Taming Audit Volume¶

APG emits audit events for every mutation and for every primitive call (via the MetricsProxy), so high-traffic deployments can generate a lot of events. The audit.filter config drops events at the router — before any sink sees them — giving you a single knob to cut noise without losing compliance-relevant signal.

audit:
  enabled: true
  stdout_json: true
  filter:
    # Drop the firehose — every provider call emits one, so it's
    # typically the biggest source of volume.
    exclude_actions:
      - "provider.call"

    # Or drop a whole category.  Drops memory.record.write /
    # memory.record.delete / memory.event.* / memory.branch.create etc.
    exclude_action_categories:
      - "memory"

    # Or keep a statistical sample of the high-volume actions.
    # Probabilistic per-event, independent sampling.
    sample_rates:
      tool.call: 0.1         # keep 10% of tool calls
      llm.generate: 0.25     # keep 25% of LLM calls

Filtered events increment gateway_audit_events_dropped_total{sink="__router__",reason="filtered"} so you can monitor how aggressively the filter is trimming. Keep auth / policy / version / fork / credential events unfiltered — those are the compliance-critical ones.

Correlating Signals¶

Every audit event, log line, and response header carries request_id and correlation_id. Given a user complaint with a response header:

Grep audit stream for correlation_id to see the full chain of events for that request and any sub-agent calls it triggered.
Grep application logs for the same correlation_id to see diagnostic output from middleware and providers.
Use Prometheus to see aggregate behavior at the time of the request.

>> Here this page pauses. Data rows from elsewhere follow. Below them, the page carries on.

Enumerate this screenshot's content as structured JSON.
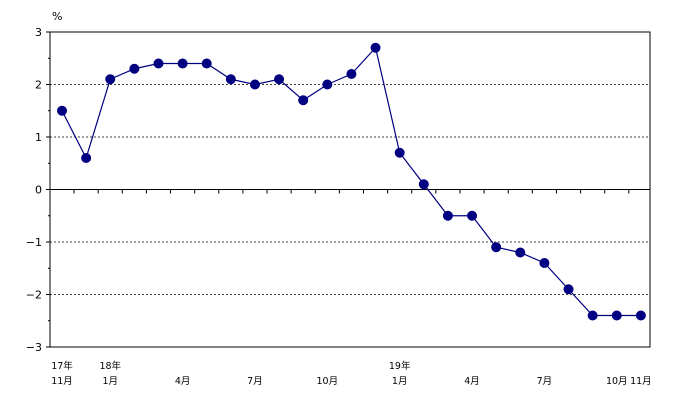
{
  "chart_data": {
    "type": "line",
    "unit_label": "%",
    "ylim": [
      -3,
      3
    ],
    "yticks": [
      3,
      2,
      1,
      0,
      -1,
      -2,
      -3
    ],
    "ytick_labels": [
      "3",
      "2",
      "1",
      "0",
      "−1",
      "−2",
      "−3"
    ],
    "grid": "dashed horizontal at 2, 1, -1, -2",
    "series": [
      {
        "color": "#000080",
        "values": [
          1.5,
          0.6,
          2.1,
          2.3,
          2.4,
          2.4,
          2.4,
          2.1,
          2.0,
          2.1,
          1.7,
          2.0,
          2.2,
          2.7,
          0.7,
          0.1,
          -0.5,
          -0.5,
          -1.1,
          -1.2,
          -1.4,
          -1.9,
          -2.4,
          -2.4,
          -2.4
        ]
      }
    ],
    "x_labels": [
      {
        "index": 0,
        "year": "17年",
        "month": "11月"
      },
      {
        "index": 2,
        "year": "18年",
        "month": "1月"
      },
      {
        "index": 5,
        "year": "",
        "month": "4月"
      },
      {
        "index": 8,
        "year": "",
        "month": "7月"
      },
      {
        "index": 11,
        "year": "",
        "month": "10月"
      },
      {
        "index": 14,
        "year": "19年",
        "month": "1月"
      },
      {
        "index": 17,
        "year": "",
        "month": "4月"
      },
      {
        "index": 20,
        "year": "",
        "month": "7月"
      },
      {
        "index": 23,
        "year": "",
        "month": "10月"
      },
      {
        "index": 24,
        "year": "",
        "month": "11月"
      }
    ]
  }
}
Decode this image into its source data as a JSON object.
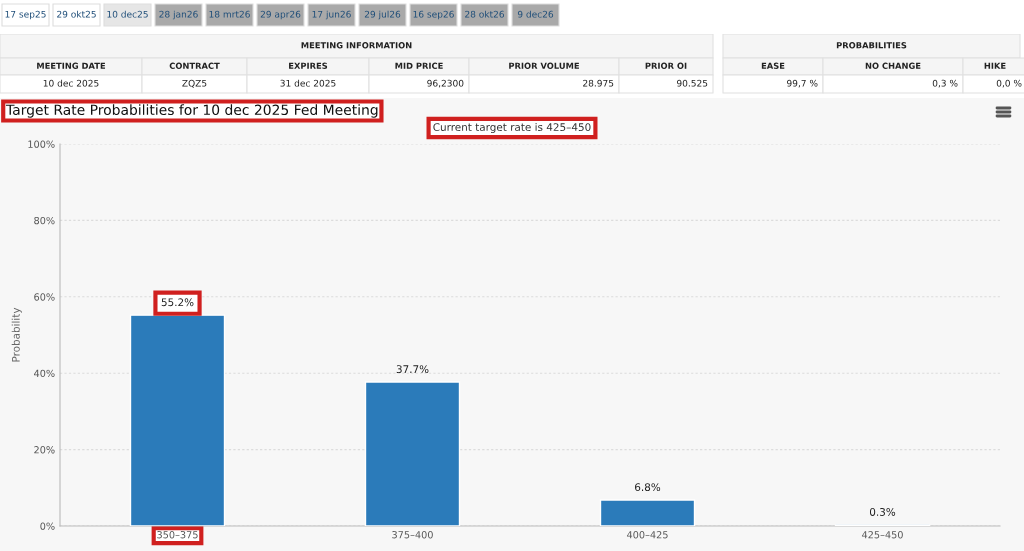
{
  "chart_data": [
    {
      "type": "other",
      "annotations": [
        "17 sep25",
        "29 okt25",
        "10 dec25",
        "28 jan26",
        "18 mrt26",
        "29 apr26",
        "17 jun26",
        "29 jul26",
        "16 sep26",
        "28 okt26",
        "9 dec26"
      ],
      "colors": [
        "#ffffff",
        "#ffffff",
        "#e6e6e6",
        "#a9a9a9",
        "#a9a9a9",
        "#a9a9a9",
        "#a9a9a9",
        "#a9a9a9",
        "#a9a9a9",
        "#a9a9a9",
        "#a9a9a9"
      ]
    },
    {
      "type": "other",
      "title": "MEETING INFORMATION",
      "subtitle": "PROBABILITIES",
      "categories": [
        "MEETING DATE",
        "CONTRACT",
        "EXPIRES",
        "MID PRICE",
        "PRIOR VOLUME",
        "PRIOR OI",
        "EASE",
        "NO CHANGE",
        "HIKE"
      ],
      "cell_labels": [
        [
          "10 dec 2025",
          "ZQZ5",
          "31 dec 2025",
          "96,2300",
          "28.975",
          "90.525",
          "99,7 %",
          "0,3 %",
          "0,0 %"
        ]
      ]
    },
    {
      "type": "bar",
      "title": "Target Rate Probabilities for 10 dec 2025 Fed Meeting",
      "subtitle": "Current target rate is 425–450",
      "ylabel": "Probability",
      "categories": [
        "350–375",
        "375–400",
        "400–425",
        "425–450"
      ],
      "values": [
        55.2,
        37.7,
        6.8,
        0.3
      ],
      "color": "#2b7bba",
      "value_labels": [
        "55.2%",
        "37.7%",
        "6.8%",
        "0.3%"
      ],
      "ylim": [
        0,
        100
      ],
      "yticks": [
        {
          "value": 0,
          "label": "0%"
        },
        {
          "value": 20,
          "label": "20%"
        },
        {
          "value": 40,
          "label": "40%"
        },
        {
          "value": 60,
          "label": "60%"
        },
        {
          "value": 80,
          "label": "80%"
        },
        {
          "value": 100,
          "label": "100%"
        }
      ],
      "grid": "y"
    }
  ]
}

This is the intended workflow: one identifier, three lenses.

Web UI audit viewer¶

When the redis_stream sink is configured (see Pattern 2 above), admins get an in-browser audit viewer at /ui/audit:

Live tail — SSE feed of new events as they're written, with pause/clear controls and a client-side ring buffer (1000 events max).
Historical browse — paginated XREVRANGE over the stream, newest-first, with filters for action, outcome, actor, correlation ID, resource type.
Empty state — if the sink isn't configured yet, the page shows a ready-to-paste YAML snippet and a link back to this guide.

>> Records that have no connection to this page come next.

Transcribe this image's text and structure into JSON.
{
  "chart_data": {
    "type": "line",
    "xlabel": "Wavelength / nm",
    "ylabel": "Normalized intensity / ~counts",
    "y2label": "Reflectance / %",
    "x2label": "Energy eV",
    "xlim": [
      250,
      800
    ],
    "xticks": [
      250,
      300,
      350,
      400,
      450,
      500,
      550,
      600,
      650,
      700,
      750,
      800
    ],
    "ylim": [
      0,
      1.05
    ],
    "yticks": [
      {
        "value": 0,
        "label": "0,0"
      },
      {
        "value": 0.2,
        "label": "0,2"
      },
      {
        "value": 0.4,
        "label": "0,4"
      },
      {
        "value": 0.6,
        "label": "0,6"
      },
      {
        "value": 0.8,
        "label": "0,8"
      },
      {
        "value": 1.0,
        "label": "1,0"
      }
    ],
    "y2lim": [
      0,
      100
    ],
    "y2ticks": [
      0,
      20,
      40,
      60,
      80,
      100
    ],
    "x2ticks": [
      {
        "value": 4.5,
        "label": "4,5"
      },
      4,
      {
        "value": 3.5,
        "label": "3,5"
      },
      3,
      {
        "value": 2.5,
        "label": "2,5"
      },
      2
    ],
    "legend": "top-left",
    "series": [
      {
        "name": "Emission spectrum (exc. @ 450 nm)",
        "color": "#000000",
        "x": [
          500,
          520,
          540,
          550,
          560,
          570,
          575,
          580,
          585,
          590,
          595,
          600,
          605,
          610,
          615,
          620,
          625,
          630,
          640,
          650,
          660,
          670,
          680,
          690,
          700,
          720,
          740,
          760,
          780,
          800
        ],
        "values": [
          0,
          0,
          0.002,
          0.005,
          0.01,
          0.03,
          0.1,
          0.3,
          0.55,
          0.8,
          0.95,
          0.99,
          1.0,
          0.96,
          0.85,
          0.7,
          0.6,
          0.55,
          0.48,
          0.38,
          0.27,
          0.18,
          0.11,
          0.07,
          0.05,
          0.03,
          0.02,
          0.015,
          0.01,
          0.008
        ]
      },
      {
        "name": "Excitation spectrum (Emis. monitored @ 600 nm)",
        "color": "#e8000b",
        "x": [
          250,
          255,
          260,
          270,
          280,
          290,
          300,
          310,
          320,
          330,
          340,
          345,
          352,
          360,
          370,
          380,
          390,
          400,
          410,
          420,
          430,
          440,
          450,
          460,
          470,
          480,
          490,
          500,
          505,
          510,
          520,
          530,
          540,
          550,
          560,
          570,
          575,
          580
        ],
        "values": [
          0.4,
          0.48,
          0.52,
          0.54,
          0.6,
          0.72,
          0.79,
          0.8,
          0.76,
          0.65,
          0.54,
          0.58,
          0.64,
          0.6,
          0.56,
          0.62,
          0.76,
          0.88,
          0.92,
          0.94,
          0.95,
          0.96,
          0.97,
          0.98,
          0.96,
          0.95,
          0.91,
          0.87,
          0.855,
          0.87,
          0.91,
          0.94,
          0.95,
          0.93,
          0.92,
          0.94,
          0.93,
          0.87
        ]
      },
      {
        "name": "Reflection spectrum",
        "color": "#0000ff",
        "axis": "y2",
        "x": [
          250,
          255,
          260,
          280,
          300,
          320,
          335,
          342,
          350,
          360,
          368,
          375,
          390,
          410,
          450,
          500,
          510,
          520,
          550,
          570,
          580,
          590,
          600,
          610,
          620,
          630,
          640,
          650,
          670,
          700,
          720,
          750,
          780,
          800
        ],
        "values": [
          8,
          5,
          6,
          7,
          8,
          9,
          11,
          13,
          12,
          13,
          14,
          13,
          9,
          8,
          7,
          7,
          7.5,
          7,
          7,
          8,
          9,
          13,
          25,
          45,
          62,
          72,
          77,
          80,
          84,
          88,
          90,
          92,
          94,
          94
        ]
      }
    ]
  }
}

The page is gated by the admin scope on the principal (returned by GET /api/v1/auth/whoami). Non-admins get a 403 panel; the nav link is hidden entirely. Regular users have no visibility into the audit stream via the UI — consumption by non-admins happens through the audit sinks themselves (log shipper, SIEM, etc.) according to your retention policy.